Durcan moved to London in 1966, where he worked at the North Thames Gas Board. In 1967, his first collection, Endsville, was published, co-authored with his friend Brian Lynch. That same year, he met his future wife, Nessa O’Neill, at a wedding. They married in 1968 and had two daughters, Sarah and Siabhra. The family moved back to Ireland in the 1970s: O’Neill taught at a men’s prison, while Durcan studied archaeology and medieval history at University College Cork, graduating with first class honors. He continued to write poetry, founding the journal Two River and appearing in other literary magazines. In 1974, he won the Patrick Kavanagh Award; O Westport in the Light of Asia Minor, his first solo collection, was published in 1975.

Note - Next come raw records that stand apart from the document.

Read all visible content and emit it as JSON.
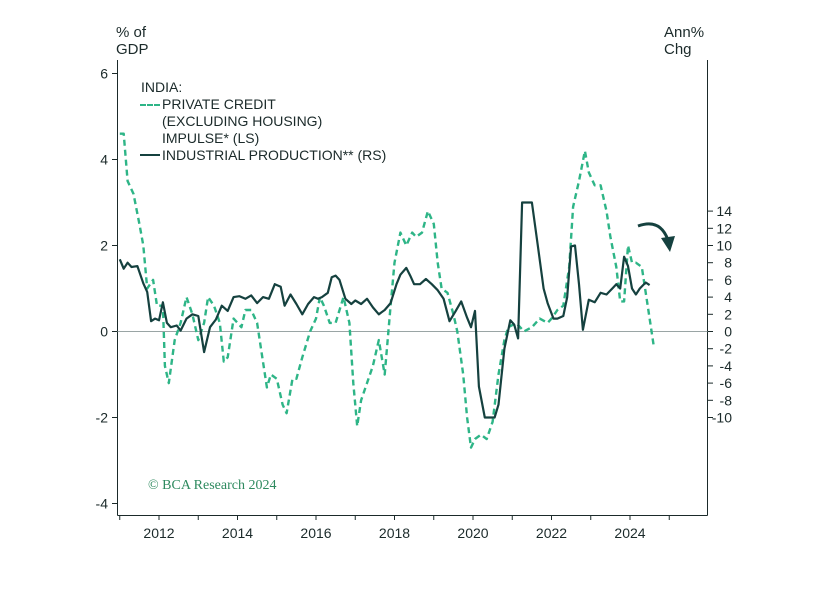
{
  "axes": {
    "left_unit": "% of\nGDP",
    "right_unit": "Ann%\nChg"
  },
  "legend": {
    "heading": "INDIA:",
    "items": [
      {
        "label": "PRIVATE CREDIT\n(EXCLUDING HOUSING)\nIMPULSE* (LS)",
        "style": "dashed",
        "color": "#2eb587"
      },
      {
        "label": "INDUSTRIAL PRODUCTION** (RS)",
        "style": "solid",
        "color": "#15413f"
      }
    ]
  },
  "credit": "© BCA Research 2024",
  "chart_data": {
    "type": "line",
    "x_range": [
      2011.0,
      2025.6
    ],
    "x_ticks": [
      "2012",
      "2014",
      "2016",
      "2018",
      "2020",
      "2022",
      "2024"
    ],
    "y_left": {
      "range": [
        -4.2,
        6.3
      ],
      "ticks": [
        "-4",
        "-2",
        "0",
        "2",
        "4",
        "6"
      ]
    },
    "y_right": {
      "range": [
        -10.6,
        15.4
      ],
      "ticks": [
        "-10",
        "-8",
        "-6",
        "-4",
        "-2",
        "0",
        "2",
        "4",
        "6",
        "8",
        "10",
        "12",
        "14"
      ]
    },
    "zero_line": true,
    "colors": {
      "credit": "#2eb587",
      "production": "#15413f",
      "axis": "#1b2a2a"
    },
    "annotation": "down-arrow-icon",
    "series": [
      {
        "name": "PRIVATE CREDIT (EXCLUDING HOUSING) IMPULSE* (LS)",
        "axis": "left",
        "points": [
          [
            2011.0,
            4.6
          ],
          [
            2011.1,
            4.6
          ],
          [
            2011.2,
            3.5
          ],
          [
            2011.35,
            3.2
          ],
          [
            2011.5,
            2.5
          ],
          [
            2011.6,
            2.0
          ],
          [
            2011.7,
            1.0
          ],
          [
            2011.85,
            1.2
          ],
          [
            2011.95,
            0.6
          ],
          [
            2012.1,
            0.6
          ],
          [
            2012.15,
            -0.8
          ],
          [
            2012.25,
            -1.2
          ],
          [
            2012.4,
            -0.2
          ],
          [
            2012.55,
            0.2
          ],
          [
            2012.7,
            0.8
          ],
          [
            2012.85,
            0.4
          ],
          [
            2013.0,
            -0.2
          ],
          [
            2013.15,
            0.2
          ],
          [
            2013.25,
            0.8
          ],
          [
            2013.4,
            0.6
          ],
          [
            2013.55,
            0.2
          ],
          [
            2013.65,
            -0.7
          ],
          [
            2013.75,
            -0.6
          ],
          [
            2013.9,
            0.3
          ],
          [
            2014.1,
            0.1
          ],
          [
            2014.2,
            0.5
          ],
          [
            2014.35,
            0.5
          ],
          [
            2014.5,
            0.2
          ],
          [
            2014.6,
            -0.4
          ],
          [
            2014.75,
            -1.3
          ],
          [
            2014.85,
            -1.0
          ],
          [
            2015.0,
            -1.1
          ],
          [
            2015.15,
            -1.7
          ],
          [
            2015.25,
            -1.9
          ],
          [
            2015.4,
            -1.1
          ],
          [
            2015.5,
            -1.1
          ],
          [
            2015.65,
            -0.6
          ],
          [
            2015.85,
            0.0
          ],
          [
            2016.0,
            0.3
          ],
          [
            2016.1,
            0.8
          ],
          [
            2016.2,
            0.6
          ],
          [
            2016.35,
            0.2
          ],
          [
            2016.5,
            0.2
          ],
          [
            2016.7,
            0.8
          ],
          [
            2016.85,
            0.2
          ],
          [
            2016.95,
            -1.2
          ],
          [
            2017.05,
            -2.2
          ],
          [
            2017.15,
            -1.6
          ],
          [
            2017.3,
            -1.2
          ],
          [
            2017.45,
            -0.8
          ],
          [
            2017.6,
            -0.2
          ],
          [
            2017.75,
            -1.0
          ],
          [
            2017.9,
            0.6
          ],
          [
            2018.0,
            1.6
          ],
          [
            2018.15,
            2.3
          ],
          [
            2018.3,
            2.0
          ],
          [
            2018.45,
            2.3
          ],
          [
            2018.55,
            2.2
          ],
          [
            2018.7,
            2.3
          ],
          [
            2018.85,
            2.8
          ],
          [
            2019.0,
            2.5
          ],
          [
            2019.1,
            1.6
          ],
          [
            2019.2,
            1.0
          ],
          [
            2019.35,
            0.9
          ],
          [
            2019.5,
            0.4
          ],
          [
            2019.6,
            0.0
          ],
          [
            2019.75,
            -1.0
          ],
          [
            2019.85,
            -2.0
          ],
          [
            2019.95,
            -2.7
          ],
          [
            2020.05,
            -2.5
          ],
          [
            2020.2,
            -2.4
          ],
          [
            2020.35,
            -2.5
          ],
          [
            2020.5,
            -2.1
          ],
          [
            2020.65,
            -1.0
          ],
          [
            2020.8,
            -0.2
          ],
          [
            2020.9,
            0.1
          ],
          [
            2021.1,
            0.2
          ],
          [
            2021.3,
            0.0
          ],
          [
            2021.5,
            0.1
          ],
          [
            2021.7,
            0.3
          ],
          [
            2021.9,
            0.2
          ],
          [
            2022.0,
            0.3
          ],
          [
            2022.15,
            0.5
          ],
          [
            2022.3,
            0.6
          ],
          [
            2022.45,
            1.5
          ],
          [
            2022.55,
            2.9
          ],
          [
            2022.7,
            3.5
          ],
          [
            2022.85,
            4.2
          ],
          [
            2022.95,
            3.7
          ],
          [
            2023.1,
            3.4
          ],
          [
            2023.25,
            3.4
          ],
          [
            2023.4,
            2.8
          ],
          [
            2023.5,
            2.2
          ],
          [
            2023.65,
            1.5
          ],
          [
            2023.75,
            0.7
          ],
          [
            2023.85,
            0.7
          ],
          [
            2023.95,
            2.0
          ],
          [
            2024.05,
            1.6
          ],
          [
            2024.15,
            1.6
          ],
          [
            2024.3,
            1.5
          ],
          [
            2024.45,
            0.6
          ],
          [
            2024.6,
            -0.3
          ]
        ]
      },
      {
        "name": "INDUSTRIAL PRODUCTION** (RS)",
        "axis": "right",
        "points": [
          [
            2011.0,
            8.4
          ],
          [
            2011.1,
            7.3
          ],
          [
            2011.2,
            8.0
          ],
          [
            2011.3,
            7.5
          ],
          [
            2011.45,
            7.6
          ],
          [
            2011.6,
            5.6
          ],
          [
            2011.7,
            4.6
          ],
          [
            2011.8,
            1.2
          ],
          [
            2011.9,
            1.5
          ],
          [
            2012.0,
            1.3
          ],
          [
            2012.1,
            3.4
          ],
          [
            2012.2,
            1.0
          ],
          [
            2012.3,
            0.5
          ],
          [
            2012.45,
            0.7
          ],
          [
            2012.55,
            0.1
          ],
          [
            2012.7,
            1.5
          ],
          [
            2012.85,
            2.0
          ],
          [
            2013.0,
            1.8
          ],
          [
            2013.15,
            -2.4
          ],
          [
            2013.3,
            0.5
          ],
          [
            2013.45,
            1.4
          ],
          [
            2013.6,
            3.0
          ],
          [
            2013.75,
            2.4
          ],
          [
            2013.9,
            4.0
          ],
          [
            2014.05,
            4.1
          ],
          [
            2014.2,
            3.8
          ],
          [
            2014.35,
            4.2
          ],
          [
            2014.5,
            3.3
          ],
          [
            2014.65,
            4.0
          ],
          [
            2014.8,
            3.8
          ],
          [
            2014.95,
            5.5
          ],
          [
            2015.1,
            5.2
          ],
          [
            2015.2,
            3.0
          ],
          [
            2015.35,
            4.3
          ],
          [
            2015.5,
            3.2
          ],
          [
            2015.65,
            2.0
          ],
          [
            2015.8,
            3.2
          ],
          [
            2015.95,
            4.0
          ],
          [
            2016.05,
            3.8
          ],
          [
            2016.15,
            4.0
          ],
          [
            2016.3,
            4.5
          ],
          [
            2016.4,
            6.3
          ],
          [
            2016.5,
            6.5
          ],
          [
            2016.6,
            6.0
          ],
          [
            2016.75,
            3.8
          ],
          [
            2016.9,
            3.2
          ],
          [
            2017.0,
            3.6
          ],
          [
            2017.15,
            3.2
          ],
          [
            2017.3,
            3.8
          ],
          [
            2017.45,
            2.8
          ],
          [
            2017.6,
            2.0
          ],
          [
            2017.75,
            2.5
          ],
          [
            2017.9,
            3.3
          ],
          [
            2018.05,
            5.5
          ],
          [
            2018.15,
            6.6
          ],
          [
            2018.3,
            7.4
          ],
          [
            2018.4,
            6.5
          ],
          [
            2018.5,
            5.5
          ],
          [
            2018.65,
            5.5
          ],
          [
            2018.8,
            6.1
          ],
          [
            2018.95,
            5.5
          ],
          [
            2019.1,
            4.8
          ],
          [
            2019.25,
            3.8
          ],
          [
            2019.4,
            1.2
          ],
          [
            2019.55,
            2.3
          ],
          [
            2019.7,
            3.5
          ],
          [
            2019.85,
            1.6
          ],
          [
            2019.95,
            0.5
          ],
          [
            2020.05,
            2.4
          ],
          [
            2020.15,
            -6.4
          ],
          [
            2020.3,
            -10.0
          ],
          [
            2020.45,
            -10.0
          ],
          [
            2020.55,
            -10.0
          ],
          [
            2020.65,
            -8.5
          ],
          [
            2020.8,
            -2.0
          ],
          [
            2020.95,
            1.3
          ],
          [
            2021.05,
            0.8
          ],
          [
            2021.15,
            -0.8
          ],
          [
            2021.25,
            15.0
          ],
          [
            2021.35,
            15.0
          ],
          [
            2021.5,
            15.0
          ],
          [
            2021.65,
            10.0
          ],
          [
            2021.8,
            5.0
          ],
          [
            2021.9,
            3.3
          ],
          [
            2022.05,
            1.5
          ],
          [
            2022.15,
            1.5
          ],
          [
            2022.3,
            1.8
          ],
          [
            2022.4,
            4.0
          ],
          [
            2022.5,
            9.9
          ],
          [
            2022.6,
            10.0
          ],
          [
            2022.7,
            5.5
          ],
          [
            2022.8,
            0.2
          ],
          [
            2022.95,
            3.7
          ],
          [
            2023.1,
            3.4
          ],
          [
            2023.25,
            4.5
          ],
          [
            2023.4,
            4.3
          ],
          [
            2023.55,
            5.0
          ],
          [
            2023.65,
            5.5
          ],
          [
            2023.75,
            5.0
          ],
          [
            2023.85,
            8.7
          ],
          [
            2023.95,
            7.6
          ],
          [
            2024.05,
            5.0
          ],
          [
            2024.15,
            4.3
          ],
          [
            2024.25,
            5.0
          ],
          [
            2024.4,
            5.7
          ],
          [
            2024.5,
            5.4
          ]
        ]
      }
    ]
  }
}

1982’s The Selected Paul Durcan brought the poet both critical acclaim and international attention. In 1984, Durcan and O’Neill divorced; his collection the following year, The Berlin Wall Café, was a Poetry Book Society choice and is considered among his most significant works. Durcan served as Poet in Residence at New Hampshire’s Frost Place in 1985 and was awarded the Irish American Cultural Institute Poetry Award in 1989. In 1990, he won the Irish Times Irish Literature Prize for Poetry and was named Writer in Residence at Trinity College Dublin in 1990. His collection Daddy, Daddy, examining his troubled dynamic with his father, won the Whitbread Poetry Award in the same year.
Durcan is celebrated as a major voice in Irish poetry, known for his sharp satirical voice and his willingness to grapple with Ireland’s often-turbulent religious, cultural, and political conflicts. According to Eve Patten in Contemporary Writers (British Council, 2008), Durcan has been “renowned as both an outspoken critic of his native country, and as a chronicler of its emergence from the repressions of the 1950s to the contradictions of the present day.” A member of Aosdána, Durcan was Ireland Professor of Poetry from 2004 to 2007. He performed weekly national addresses on RTÉ Radio 1’s Today with Pat Kenny in the early 2000s and has collaborated with both musicians and artists, including with Van Morrison on his 1990 album Enlightenment. Durcan has been awarded honorary degrees from both Trinity College, Dublin, and University College Dublin. Several of his poems appear in Ireland’s Leaving Certificate. His most recent collection was 2015’s The Days of Surprise (Harvill Secker).